Mase-Triton#
Mase-triton is a PyTorch extension library providing efficient Triton-based implementations of operations used in simulating new compute paradigms. It underpins NewComputeBench’s bitflip, optical transformer, and PIM simulations.
Installation#
pip install mase-triton
Functionality#
Random Bitflip#
Simulate random bit flips in neural network computations.
Functional APIs (source):
random_bitflip_fn— perform random bit flipping on tensors with configurable exponent and mantissa bit-flip probabilities (supports backward pass).calculate_flip_probability— calculate flip probability from a number of halves.find_nearest_prob_n_halves— snap a probability to the nearest valid power-of-0.5 value.
Layers (source):
RandomBitFlipDropout— random bit-flip layer with dropout functionality.RandomBitFlipLinear— linear layer with random bit flipping.
Note
The bitflip probability must be a power of 0.5 (e.g., 0.5^10 ≈ 9.77e-04).

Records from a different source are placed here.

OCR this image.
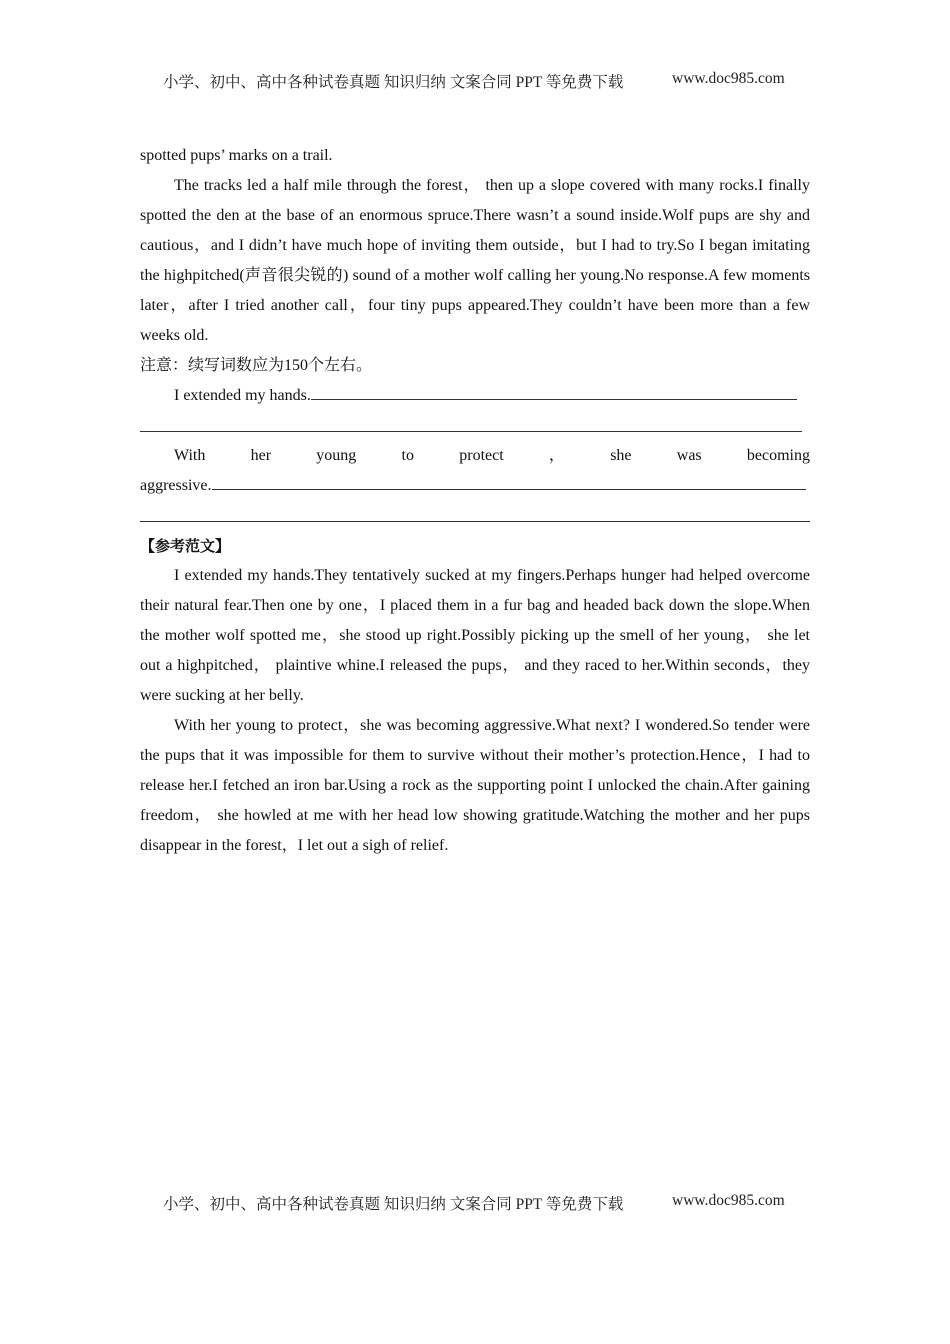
小学、初中、高中各种试卷真题 知识归纳 文案合同 PPT 等免费下载	www.doc985.com

spotted pups’ marks on a trail.

The tracks led a half mile through the forest， then up a slope covered with many rocks.I finally spotted the den at the base of an enormous spruce.There wasn’t a sound inside.Wolf pups are shy and cautious，and I didn’t have much hope of inviting them outside，but I had to try.So I began imitating the highpitched(声音很尖锐的) sound of a mother wolf calling her young.No response.A few moments later，after I tried another call，four tiny pups appeared.They couldn’t have been more than a few weeks old.

注意：续写词数应为150个左右。

I extended my hands.

With	her	young	to	protect	，	she	was	becoming

aggressive.

【参考范文】

I extended my hands.They tentatively sucked at my fingers.Perhaps hunger had helped overcome their natural fear.Then one by one，I placed them in a fur bag and headed back down the slope.When the mother wolf spotted me，she stood up right.Possibly picking up the smell of her young， she let out a highpitched， plaintive whine.I released the pups， and they raced to her.Within seconds，they were sucking at her belly.

With her young to protect，she was becoming aggressive.What next? I wondered.So tender were the pups that it was impossible for them to survive without their mother’s protection.Hence，I had to release her.I fetched an iron bar.Using a rock as the supporting point I unlocked the chain.After gaining freedom， she howled at me with her head low showing gratitude.Watching the mother and her pups disappear in the forest，I let out a sigh of relief.

小学、初中、高中各种试卷真题 知识归纳 文案合同 PPT 等免费下载	www.doc985.com
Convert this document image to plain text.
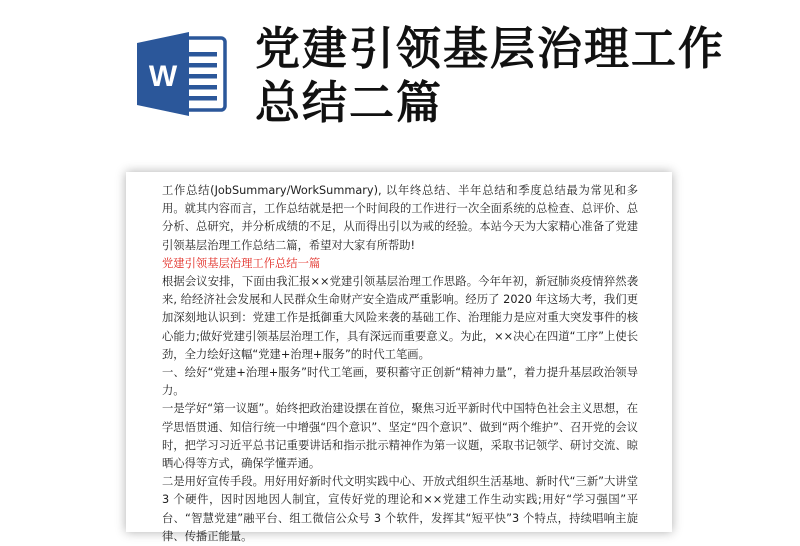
W
党建引领基层治理工作总结二篇

工作总结(JobSummary/WorkSummary), 以年终总结、半年总结和季度总结最为常见和多用。就其内容而言，工作总结就是把一个时间段的工作进行一次全面系统的总检查、总评价、总分析、总研究，并分析成绩的不足，从而得出引以为戒的经验。本站今天为大家精心准备了党建引领基层治理工作总结二篇，希望对大家有所帮助!

党建引领基层治理工作总结一篇

根据会议安排，下面由我汇报××党建引领基层治理工作思路。今年年初，新冠肺炎疫情猝然袭来, 给经济社会发展和人民群众生命财产安全造成严重影响。经历了 2020 年这场大考，我们更加深刻地认识到：党建工作是抵御重大风险来袭的基础工作、治理能力是应对重大突发事件的核心能力;做好党建引领基层治理工作，具有深远而重要意义。为此，××决心在四道“工序”上使长劲，全力绘好这幅“党建+治理+服务”的时代工笔画。

一、绘好“党建+治理+服务”时代工笔画，要积蓄守正创新“精神力量”，着力提升基层政治领导力。

一是学好“第一议题”。始终把政治建设摆在首位，聚焦习近平新时代中国特色社会主义思想，在学思悟贯通、知信行统一中增强“四个意识”、坚定“四个意识”、做到“两个维护”、召开党的会议时，把学习习近平总书记重要讲话和指示批示精神作为第一议题，采取书记领学、研讨交流、晾晒心得等方式，确保学懂弄通。

二是用好宣传手段。用好用好新时代文明实践中心、开放式组织生活基地、新时代“三新”大讲堂 3 个硬件，因时因地因人制宜，宣传好党的理论和××党建工作生动实践;用好“学习强国”平台、“智慧党建”融平台、组工微信公众号 3 个软件，发挥其“短平快”3 个特点，持续唱响主旋律、传播正能量。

The kernel snaps to the nearest valid value automatically.
The minimum supported probability is 0.5^24 ≈ 5.96e-08 due to the Philox PRNG.
Optical Transformer#
Simulate optical computing for transformer models (paper).
Functional APIs (source):
ot_quantize_fn— quantize tensors for optical transformer operations.ot_qlinear_fn— quantized linear transformation for optical computing.ot_qmatmul_fn— quantized matrix multiplication for optical computing.
Layers (source):
OpticalTransformerLinear— linear layer with optical transformer quantization.
MXFP (Microscaling Formats)#
Simulate MXFP on CPU and GPU using PyTorch and Triton.
Functional (source):
extract_mxfp_components— extract MXFP components (shared exponent and elements).compose_mxfp_tensor— compose MXFP components back to standard floats.quantize_dequantize— quantize and dequantize tensors using MXFP format.mxfp_linear/mxfp_matmul— linear and matmul with MXFP support.
Layers (source):
MXFPLinearPTQ— linear layer with MXFP for post-training quantization (no backpropagation support).
Minifloat#
Simulate minifloat formats on CPU and GPU.
Functional (source):
extract_minifloat_component/compose_minifloat_component— component extraction and composition.quantize_dequantize— quantize and dequantize using minifloat format.minifloat_linear/minifloat_matmul— linear and matmul with minifloat support.
Layers (source):
MinifloatLinearPTQ— linear layer with minifloat for post-training quantization.
Utilities#
manager.py —
KernelManager: enable/disable Triton kernel autotuning. HuggingFace Trainer does not work with autotuned Triton kernels; autotuning is therefore disabled by default in mase-triton.utils/ — utility functions for PyTorch modules, debugging, and training.